La méthode d'évaluation des experts, le cupping, se transpose d'ailleurs très bien à la maison sans matériel particulier. Trois gestes suffisent pour évaluer un café avec un minimum de rigueur.

  • Comparer deux cafés côte à côte, préparés de la même façon. Un standard de référence rend perceptibles des écarts qu'une dégustation isolée laisse passer.
  • Sentir avant de goûter, sec puis mouillé : une bonne part de ce que l'on croit percevoir en bouche se joue au nez.
  • Suivre la boisson en refroidissant et juger l'impression finale, celle qui reste une minute après. C'est là que la vivacité se révèle et que l'amertume se dénonce.

Ce que les concours ont d'utile ici, ce n'est pas le palmarès mais le vocabulaire : les championnats de France de baristas ont installé chez les torréfacteurs un langage descriptif partagé, reconnu à l'international, celui-là même que le calcul du score suppose. Un vendeur capable de décrire avec précision ce qu'il vend en dit plus long qu'un grand chiffre imprimé sans contexte.

Ce que l'on demande le plus souvent

Comment savoir si un café est vraiment de spécialité ?
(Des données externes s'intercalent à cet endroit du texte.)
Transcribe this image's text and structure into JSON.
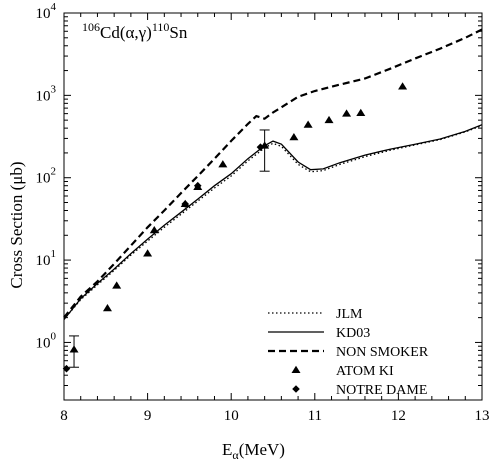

Cherchez trois informations sur le paquet : la note chiffrée, la ferme ou la coopérative d'origine, et la date de récolte. Un lot noté au-dessus de 80 par un professionnel qualifié s'accompagne presque toujours de ces mentions, parce que le vendeur a intérêt à les donner. Une étiquette qui revendique la catégorie sans aucun de ces trois éléments n'engage personne.

Quelle est la différence avec un café ordinaire ?

Elle se joue en amont, bien avant la cuisson. Un café ordinaire est acheté au cours de la bourse, mélangé par lots massifs et trié sommairement ; un lot de spécialité est acheté par microlot, à un prix négocié sur sa qualité propre, avec un tri qui élimine les grains défectueux un par un. Le reste suit : traçabilité, fraîcheur, torréfaction sur mesure.

Un café mieux noté est-il forcément meilleur pour moi ?

Non, et c'est une confusion fréquente. Le score atteste une absence de défaut et une intensité de qualités mesurables. Il ne dit rien de vos préférences : un lot éthiopien floral à 87 et un lot brésilien chocolaté à 84 ne s'adressent pas au même palais. Le chiffre borne la qualité, il ne choisit pas à votre place.

La notation coûte-t-elle cher au producteur ?

Faire noter un lot suppose d'expédier un échantillon, de payer la prestation et d'attendre le résultat, ce qui reste hors de portée de nombreux petits producteurs isolés. C'est l'une des critiques adressées au système : il valorise ceux qui peuvent déjà en payer l'entrée. Les coopératives et les importateurs engagés mutualisent souvent ce coût, ce qui atténue le problème sans le supprimer.

Ce que la note ne dit pas

La limite la plus importante est aussi la moins expliquée : le score porte sur un échantillon de café vert torréfié spécialement pour le test, dans un profil clair et neutre. Il certifie le potentiel de la matière première, jamais le contenu de votre tasse. Entre les deux, deux étapes peuvent tout défaire.

La première est la cuisson, et c'est tout l'enjeu d'une torréfaction artisanale : un profil trop poussé aplatit exactement ce que la grille récompense, l'acidité et la sucrosité, et un lot à 88 finit amer et sans relief. La seconde est l'extraction : mouture inadaptée, eau trop chaude, ratio approximatif, et le meilleur café du monde rend une boisson quelconque. Un même café ne se comporte d'ailleurs pas pareil selon la méthode : en expresso, la concentration amplifie l'acidité et la moindre erreur de mouture ; en filtre ou en cafetière à piston, la même origine paraît plus douce et plus longue en bouche. Il n'existe donc pas une recette unique, mais un réglage par café. C'est la raison pour laquelle la note se lit comme un plafond, jamais comme une garantie, et pourquoi le soin apporté à l'extraction en espresso pèse autant que le chiffre imprimé sur le sachet.

Enfin, un score est un instantané. Un même terroir ne rend pas la même chose d'une année sur l'autre, et un lot noté 86 il y a deux récoltes ne dit rien du sac ouvert aujourd'hui. C'est pour cela qu'un torréfacteur sérieux affiche la campagne de récolte à côté du chiffre, et qu'une note sans millésime signifie beaucoup moins qu'elle n'en a l'air.